In the 1950s, Harry Harlow's experiment with infant macaques performed at the University of Wisconsin-Madison forever changed our ideas on animal emotions. One group of macaques infants were raise with a surrogate mother made of cloth. The other group was raise with surrogate mothers made of wire. Monkeys with the cloth mothers grew up to be fairly normal. Monkeys raised with the wire mothers grew up fearful and desperate. It was concluded at that point that there was something more than simply nutrition that was required for baby animals to be well-adjusted adults.
In primates, identifying the biological need to hug and to be hugged was reproduced during the most rigorous scientific experiments, over and over during the next 60 years. Eventually the study went beyond observable behavior and into the inner workings of the brain. Oxytocin (responsible for bonding, attachment) and dopamine (released in pleasurable activities) are the hormones behind these set actions. They are released when we hug and then are released again whenever we are around something or someone that we are attached to.

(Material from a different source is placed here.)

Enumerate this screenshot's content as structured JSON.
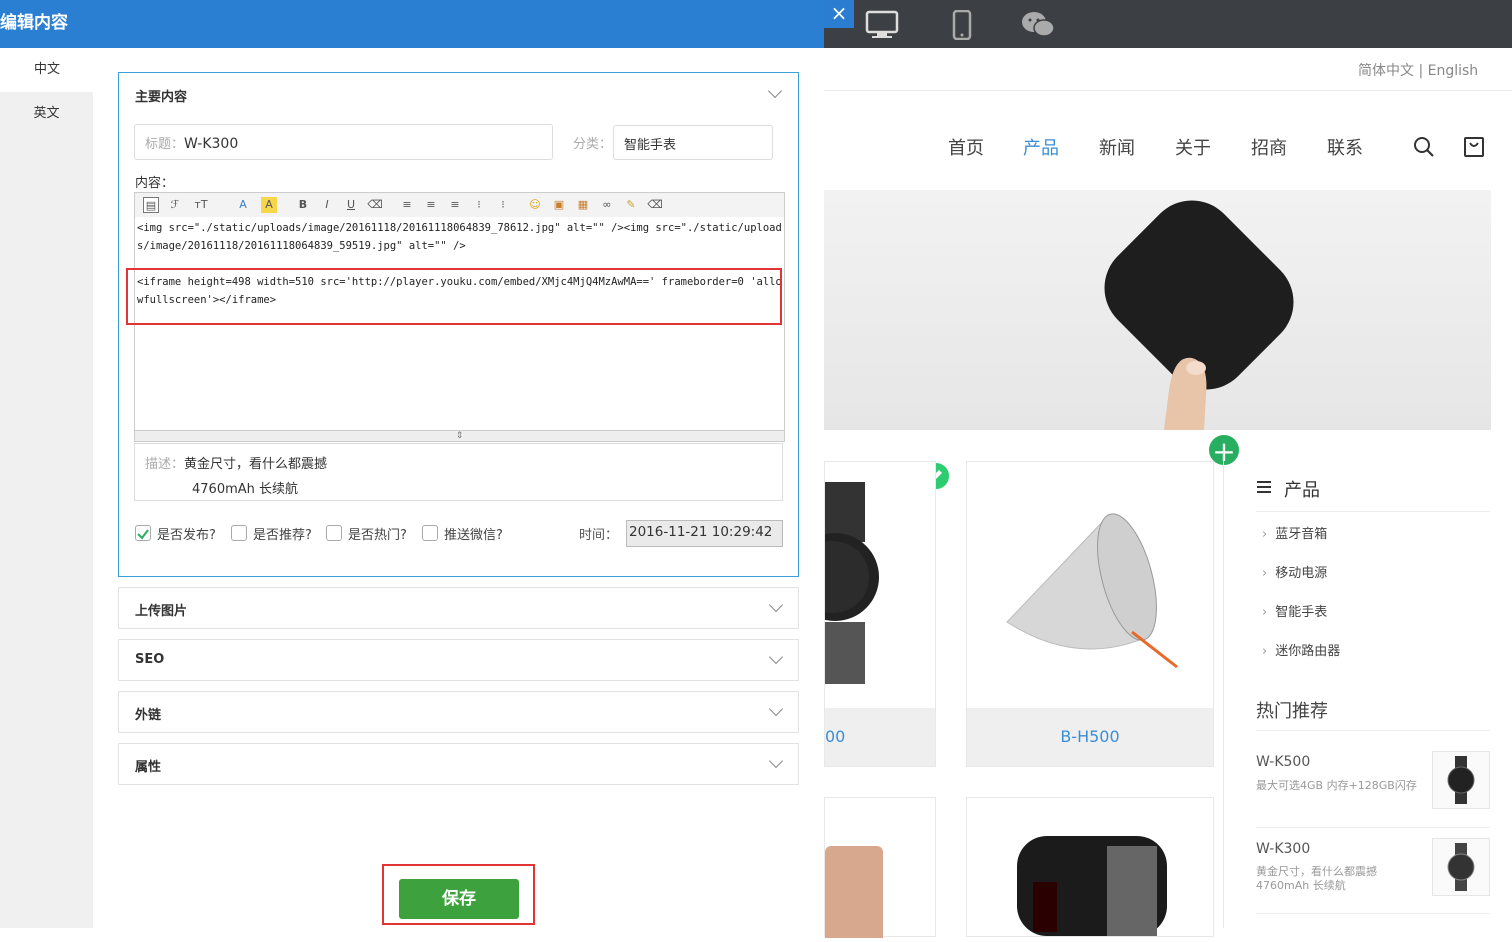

Animals that have higher social structures produce more oxytocin. This includes dogs. Studies show that dogs produce oxytocin when interacting with their humans: playing, petting, engaging in a group activity. However, in terms of oxytocin production, dogs respond either neutrally or negatively to any sort of physical restraint: hugging, reaching over a dog's head to pet, or collar restraint unless they are conditioned to accept this type of physical contact from an early age. These movements activate their hypothalamic-pituitary-adrenal (HPA) axis and huge levels of cortisol are pumped out. Cortisol, the major indicator of a response to stress, can remain in the dog's blood for hours in socialized dogs and days in dogs unfamiliar with human behavior.
Perhaps one of the most difficult things to hold back when we interact with dogs is our primate need to hug because it is a highly rewarded instinct. We crave it from birth, it is necessary for proper brain development, and we are rewarded for it with the production of all the feel-good neurotransmitters that happen when we bond. But it is our responsibility to control that impulse, especially when dealing with dogs that are feral, neglected, or from sensory deprived environments like puppy mills. We can get them to start bonding and having significant emotional attachment by engaging them in problem solving activities, being a source of predictable interactions, and providing them with routines to help them explore and understand their environment, and eventually petting and non-restraining snuggles.